Without the equipment, old approaches and attitudes would linger. But now, she can discover what wasn’t even imaginable. “They force you to rethink how everything works,” Nedivi says. And the greater insight means smarter therapies. “Your ability to intervene depends on your knowing what parts of the circuit are amenable to change, and that’s where you’re more likely to be able to make a difference.”
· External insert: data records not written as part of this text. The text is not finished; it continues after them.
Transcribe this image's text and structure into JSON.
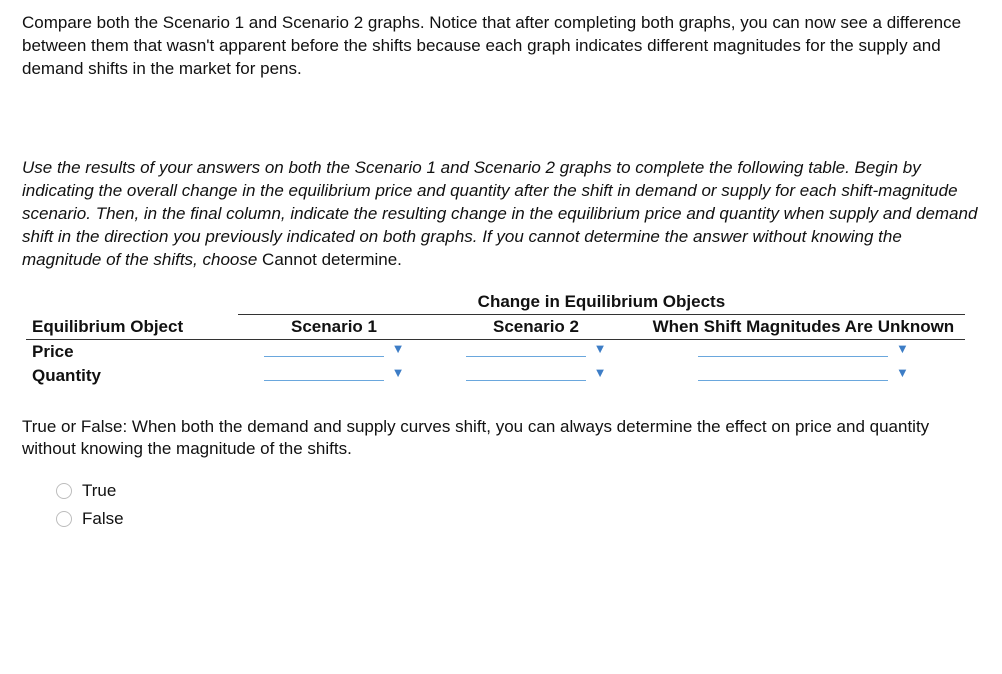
{
  "intro_text": "Compare both the Scenario 1 and Scenario 2 graphs. Notice that after completing both graphs, you can now see a difference between them that wasn't apparent before the shifts because each graph indicates different magnitudes for the supply and demand shifts in the market for pens.",
  "instructions_italic": "Use the results of your answers on both the Scenario 1 and Scenario 2 graphs to complete the following table. Begin by indicating the overall change in the equilibrium price and quantity after the shift in demand or supply for each shift-magnitude scenario. Then, in the final column, indicate the resulting change in the equilibrium price and quantity when supply and demand shift in the direction you previously indicated on both graphs. If you cannot determine the answer without knowing the magnitude of the shifts, choose ",
  "instructions_literal": "Cannot determine.",
  "table": {
    "spanning_header": "Change in Equilibrium Objects",
    "col_equilibrium": "Equilibrium Object",
    "col_scenario1": "Scenario 1",
    "col_scenario2": "Scenario 2",
    "col_unknown": "When Shift Magnitudes Are Unknown",
    "rows": [
      {
        "label": "Price"
      },
      {
        "label": "Quantity"
      }
    ]
  },
  "tf_question": "True or False: When both the demand and supply curves shift, you can always determine the effect on price and quantity without knowing the magnitude of the shifts.",
  "options": {
    "true": "True",
    "false": "False"
  }
}
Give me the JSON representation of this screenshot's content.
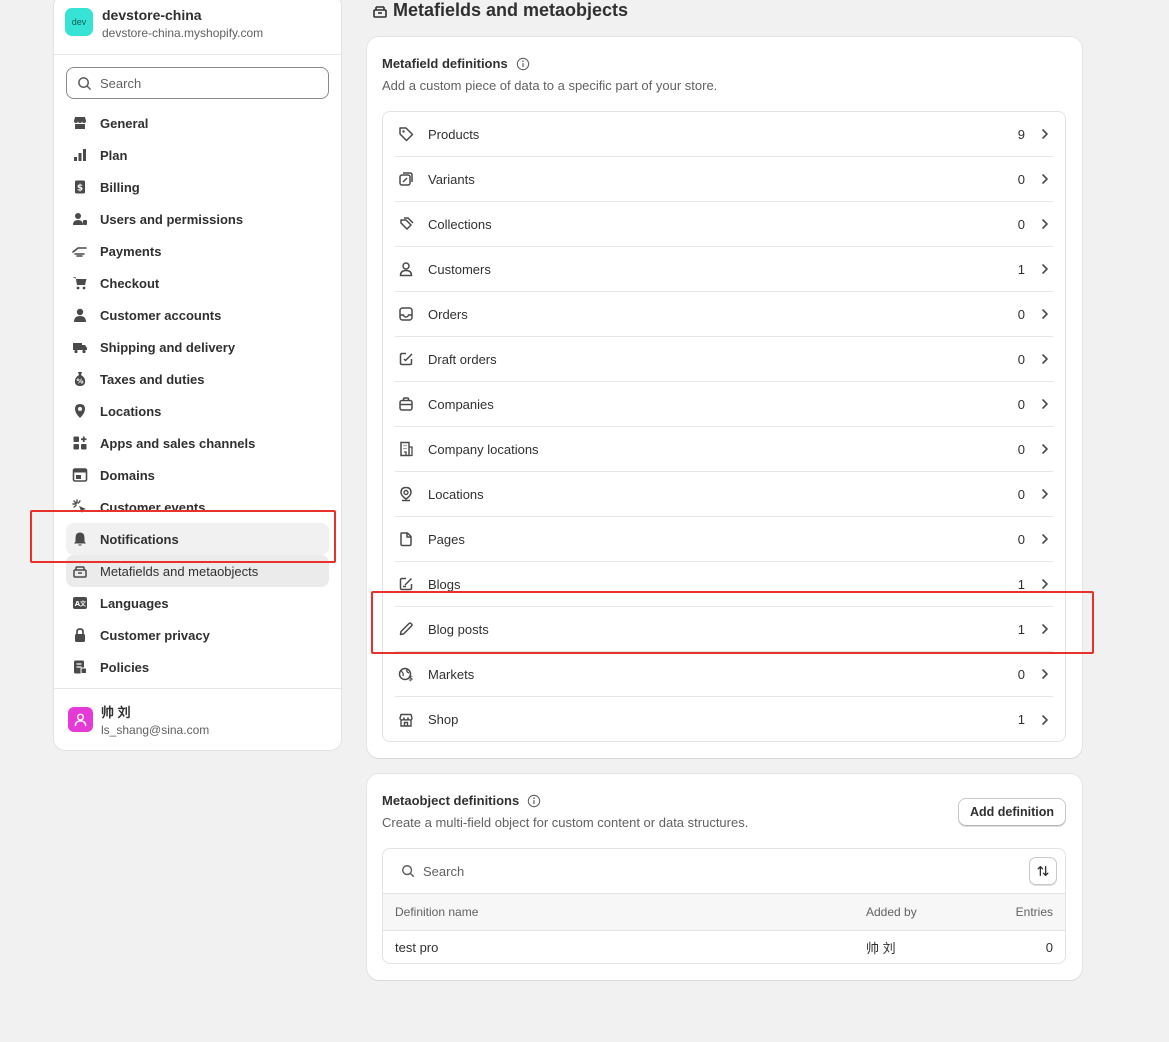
{
  "store": {
    "badge": "dev",
    "name": "devstore-china",
    "url": "devstore-china.myshopify.com"
  },
  "search": {
    "placeholder": "Search"
  },
  "nav": [
    {
      "label": "General",
      "icon": "store-icon"
    },
    {
      "label": "Plan",
      "icon": "plan-icon"
    },
    {
      "label": "Billing",
      "icon": "billing-icon"
    },
    {
      "label": "Users and permissions",
      "icon": "users-icon"
    },
    {
      "label": "Payments",
      "icon": "payments-icon"
    },
    {
      "label": "Checkout",
      "icon": "cart-icon"
    },
    {
      "label": "Customer accounts",
      "icon": "person-icon"
    },
    {
      "label": "Shipping and delivery",
      "icon": "truck-icon"
    },
    {
      "label": "Taxes and duties",
      "icon": "tax-icon"
    },
    {
      "label": "Locations",
      "icon": "location-icon"
    },
    {
      "label": "Apps and sales channels",
      "icon": "apps-icon"
    },
    {
      "label": "Domains",
      "icon": "domains-icon"
    },
    {
      "label": "Customer events",
      "icon": "cursor-icon"
    },
    {
      "label": "Notifications",
      "icon": "bell-icon"
    },
    {
      "label": "Metafields and metaobjects",
      "icon": "metafields-icon"
    },
    {
      "label": "Languages",
      "icon": "languages-icon"
    },
    {
      "label": "Customer privacy",
      "icon": "lock-icon"
    },
    {
      "label": "Policies",
      "icon": "policies-icon"
    }
  ],
  "user": {
    "name": "帅 刘",
    "email": "ls_shang@sina.com"
  },
  "page": {
    "title": "Metafields and metaobjects"
  },
  "metafields": {
    "title": "Metafield definitions",
    "subtitle": "Add a custom piece of data to a specific part of your store.",
    "rows": [
      {
        "label": "Products",
        "count": "9",
        "icon": "tag-icon"
      },
      {
        "label": "Variants",
        "count": "0",
        "icon": "variant-icon"
      },
      {
        "label": "Collections",
        "count": "0",
        "icon": "collection-icon"
      },
      {
        "label": "Customers",
        "count": "1",
        "icon": "person-icon"
      },
      {
        "label": "Orders",
        "count": "0",
        "icon": "inbox-icon"
      },
      {
        "label": "Draft orders",
        "count": "0",
        "icon": "draft-order-icon"
      },
      {
        "label": "Companies",
        "count": "0",
        "icon": "briefcase-icon"
      },
      {
        "label": "Company locations",
        "count": "0",
        "icon": "building-icon"
      },
      {
        "label": "Locations",
        "count": "0",
        "icon": "location-icon"
      },
      {
        "label": "Pages",
        "count": "0",
        "icon": "page-icon"
      },
      {
        "label": "Blogs",
        "count": "1",
        "icon": "blog-icon"
      },
      {
        "label": "Blog posts",
        "count": "1",
        "icon": "pencil-icon"
      },
      {
        "label": "Markets",
        "count": "0",
        "icon": "globe-icon"
      },
      {
        "label": "Shop",
        "count": "1",
        "icon": "shop-icon"
      }
    ]
  },
  "metaobjects": {
    "title": "Metaobject definitions",
    "subtitle": "Create a multi-field object for custom content or data structures.",
    "add_button": "Add definition",
    "search_placeholder": "Search",
    "columns": {
      "name": "Definition name",
      "added_by": "Added by",
      "entries": "Entries"
    },
    "rows": [
      {
        "name": "test pro",
        "added_by": "帅 刘",
        "entries": "0"
      }
    ]
  }
}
Changing the Course of Bipolar Disorder
She’s also been able to more clearly see the effects of mutations on certain genes involved in plasticity. One specifically, SYNE1, is tied with bipolar disorder, a condition that has a genetic overlap with schizophrenia and depression. SYNE1 encodes a brain-specific protein, CPG2, which Nedivi has shown plays a critical role in regulating the neurotransmitter glutamate in synapses. She’s been able to see that people with bipolar disorder have a low-level amount of CPG2, and Nedivi has tied that reduction to specific mutations in SYNE1. In lab animals, she has shown how some mutations affect neurons, potentially contributing to the pathology of bipolar disorder.
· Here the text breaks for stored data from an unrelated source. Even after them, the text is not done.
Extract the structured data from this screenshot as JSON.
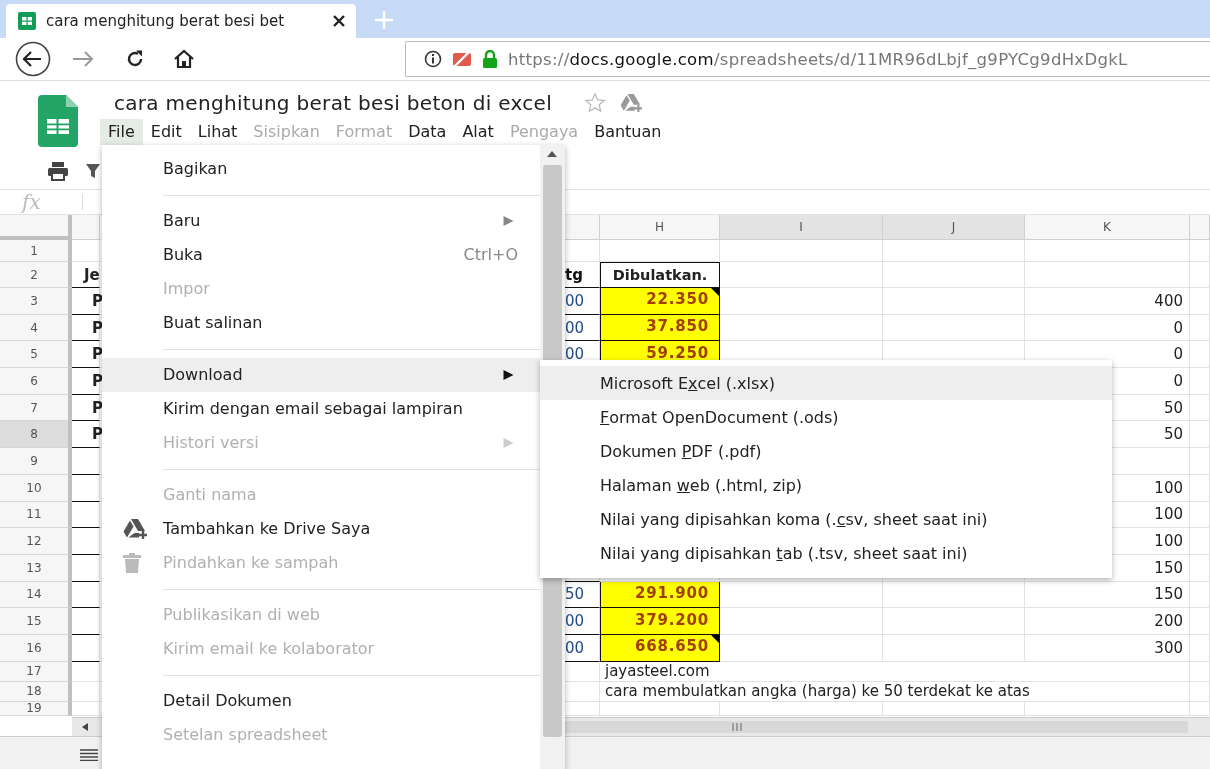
{
  "browser": {
    "tab": {
      "title": "cara menghitung berat besi bet",
      "selected": true
    },
    "url": {
      "scheme": "https://",
      "host": "docs.google.com",
      "path": "/spreadsheets/d/11MR96dLbjf_g9PYCg9dHxDgkL"
    }
  },
  "document": {
    "title": "cara menghitung berat besi beton di excel",
    "starred": false
  },
  "menubar": [
    {
      "label": "File",
      "selected": true,
      "disabled": false
    },
    {
      "label": "Edit",
      "selected": false,
      "disabled": false
    },
    {
      "label": "Lihat",
      "selected": false,
      "disabled": false
    },
    {
      "label": "Sisipkan",
      "selected": false,
      "disabled": true
    },
    {
      "label": "Format",
      "selected": false,
      "disabled": true
    },
    {
      "label": "Data",
      "selected": false,
      "disabled": false
    },
    {
      "label": "Alat",
      "selected": false,
      "disabled": false
    },
    {
      "label": "Pengaya",
      "selected": false,
      "disabled": true
    },
    {
      "label": "Bantuan",
      "selected": false,
      "disabled": false
    }
  ],
  "formula_bar": {
    "label": "fx"
  },
  "sheet": {
    "columns": [
      {
        "label": "H",
        "highlighted": false
      },
      {
        "label": "I",
        "highlighted": true
      },
      {
        "label": "J",
        "highlighted": true
      },
      {
        "label": "K",
        "highlighted": false
      }
    ],
    "rows": [
      {
        "number": "1",
        "highlighted": false,
        "bordered": false
      },
      {
        "number": "2",
        "highlighted": false,
        "bordered": true,
        "a": "Je",
        "g": "tg",
        "h": {
          "kind": "header",
          "text": "Dibulatkan."
        }
      },
      {
        "number": "3",
        "highlighted": false,
        "bordered": true,
        "a": "P",
        "g": "00",
        "h": {
          "kind": "value",
          "text": "22.350",
          "note": true
        },
        "k": "400"
      },
      {
        "number": "4",
        "highlighted": false,
        "bordered": true,
        "a": "P",
        "g": "00",
        "h": {
          "kind": "value",
          "text": "37.850",
          "note": false
        },
        "k": "0"
      },
      {
        "number": "5",
        "highlighted": false,
        "bordered": true,
        "a": "P",
        "g": "00",
        "h": {
          "kind": "value",
          "text": "59.250",
          "note": false
        },
        "k": "0"
      },
      {
        "number": "6",
        "highlighted": false,
        "bordered": true,
        "a": "P",
        "k": "0"
      },
      {
        "number": "7",
        "highlighted": false,
        "bordered": true,
        "a": "P",
        "k": "50"
      },
      {
        "number": "8",
        "highlighted": true,
        "bordered": true,
        "a": "P",
        "k": "50"
      },
      {
        "number": "9",
        "highlighted": false,
        "bordered": true
      },
      {
        "number": "10",
        "highlighted": false,
        "bordered": true,
        "k": "100"
      },
      {
        "number": "11",
        "highlighted": false,
        "bordered": true,
        "k": "100"
      },
      {
        "number": "12",
        "highlighted": false,
        "bordered": true,
        "k": "100"
      },
      {
        "number": "13",
        "highlighted": false,
        "bordered": true,
        "k": "150"
      },
      {
        "number": "14",
        "highlighted": false,
        "bordered": true,
        "g": "50",
        "h": {
          "kind": "value",
          "text": "291.900",
          "note": false
        },
        "k": "150"
      },
      {
        "number": "15",
        "highlighted": false,
        "bordered": true,
        "g": "00",
        "h": {
          "kind": "value",
          "text": "379.200",
          "note": false
        },
        "k": "200"
      },
      {
        "number": "16",
        "highlighted": false,
        "bordered": true,
        "g": "00",
        "h": {
          "kind": "value",
          "text": "668.650",
          "note": true
        },
        "k": "300"
      },
      {
        "number": "17",
        "highlighted": false,
        "bordered": false,
        "h": {
          "kind": "text",
          "text": "jayasteel.com"
        }
      },
      {
        "number": "18",
        "highlighted": false,
        "bordered": false,
        "h": {
          "kind": "text",
          "text": "cara membulatkan angka (harga) ke 50 terdekat ke atas"
        }
      },
      {
        "number": "19",
        "highlighted": false,
        "bordered": false
      }
    ]
  },
  "file_menu": [
    {
      "kind": "item",
      "label": "Bagikan",
      "disabled": false,
      "selected": false,
      "submenu": false
    },
    {
      "kind": "separator"
    },
    {
      "kind": "item",
      "label": "Baru",
      "disabled": false,
      "selected": false,
      "submenu": true
    },
    {
      "kind": "item",
      "label": "Buka",
      "disabled": false,
      "selected": false,
      "submenu": false,
      "shortcut": "Ctrl+O"
    },
    {
      "kind": "item",
      "label": "Impor",
      "disabled": true,
      "selected": false,
      "submenu": false
    },
    {
      "kind": "item",
      "label": "Buat salinan",
      "disabled": false,
      "selected": false,
      "submenu": false
    },
    {
      "kind": "separator"
    },
    {
      "kind": "item",
      "label": "Download",
      "disabled": false,
      "selected": true,
      "submenu": true
    },
    {
      "kind": "item",
      "label": "Kirim dengan email sebagai lampiran",
      "disabled": false,
      "selected": false,
      "submenu": false
    },
    {
      "kind": "item",
      "label": "Histori versi",
      "disabled": true,
      "selected": false,
      "submenu": true
    },
    {
      "kind": "separator"
    },
    {
      "kind": "item",
      "label": "Ganti nama",
      "disabled": true,
      "selected": false,
      "submenu": false
    },
    {
      "kind": "drive",
      "label": "Tambahkan ke Drive Saya",
      "disabled": false,
      "selected": false,
      "submenu": false
    },
    {
      "kind": "trash",
      "label": "Pindahkan ke sampah",
      "disabled": true,
      "selected": false,
      "submenu": false
    },
    {
      "kind": "separator"
    },
    {
      "kind": "item",
      "label": "Publikasikan di web",
      "disabled": true,
      "selected": false,
      "submenu": false
    },
    {
      "kind": "item",
      "label": "Kirim email ke kolaborator",
      "disabled": true,
      "selected": false,
      "submenu": false
    },
    {
      "kind": "separator"
    },
    {
      "kind": "item",
      "label": "Detail Dokumen",
      "disabled": false,
      "selected": false,
      "submenu": false
    },
    {
      "kind": "item",
      "label": "Setelan spreadsheet",
      "disabled": true,
      "selected": false,
      "submenu": false
    }
  ],
  "download_submenu": [
    {
      "before": "Microsoft E",
      "key": "x",
      "after": "cel (.xlsx)",
      "selected": true
    },
    {
      "key": "F",
      "after": "ormat OpenDocument (.ods)",
      "selected": false
    },
    {
      "before": "Dokumen ",
      "key": "P",
      "after": "DF (.pdf)",
      "selected": false
    },
    {
      "before": "Halaman ",
      "key": "w",
      "after": "eb (.html, zip)",
      "selected": false
    },
    {
      "before": "Nilai yang dipisahkan koma (.",
      "key": "c",
      "after": "sv, sheet saat ini)",
      "selected": false
    },
    {
      "before": "Nilai yang dipisahkan ",
      "key": "t",
      "after": "ab (.tsv, sheet saat ini)",
      "selected": false
    }
  ]
}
That finding gives her hope in creating a diagnostic test. As it stands, there is currently no available biomarker for bipolar disorder. Diagnosis can sometimes take up 15 years, Nedivi says. It involves observation, waiting, and subjective evaluation. A patient cycles between depression and mania, and since the depression is more frequent, that can become the focus, resulting in a misdiagnosis of depression, and the wrong medication is prescribed. It’s all exacerbated when it’s a child, and doctors want to wait for “classic symptoms” to appear.

But that’s a long wait for a not insignificant group of people. Bipolar disorder affects 1-2 percent of the population. “It’s the most genetically penetrant of all the neuropsychiatric disorders,” she says. If a genetic test existed, depression could be ruled out. Family history could be established. The appropriate treatment could be sought. Most importantly, years of suffering could be eliminated.

“Having a biomarker that you could diagnose, that is not subjective, would be a huge tool in this area, and a first in the category of neuropsychiatric disorders,” Nedivi says. “And the population size that could benefit is orders of magnitude higher than any genetic diagnostic test that exists today.”

Getting Records in Order
As much as Nedivi studies the brain in her lab, she also studies patient genetic records. Like microscopes, they offer data and a greater depth and understanding of plasticity, brain disorders, and the possible treatments. Again, Nedivi is in an enviable position, being in Cambridge at MIT, right across the river from Boston and all its hospitals.

But there’s a stumbling block. Medical records aren’t always modernized or well-organized. It can make it difficult to find case studies. Bipolar patients have long and complex medical histories, which means that to select patient groups for analysis, someone has to physically read through the files and pull out the appropriate matches.

Nedivi would love to find a way to make it work because untapped potential exists in connecting a mutation with a known cellular consequence and a patient’s clinical history.

“I think the potential is huge, both in terms of commercial applications,” she says, “but just also huge in terms of the impact on people’s lives.”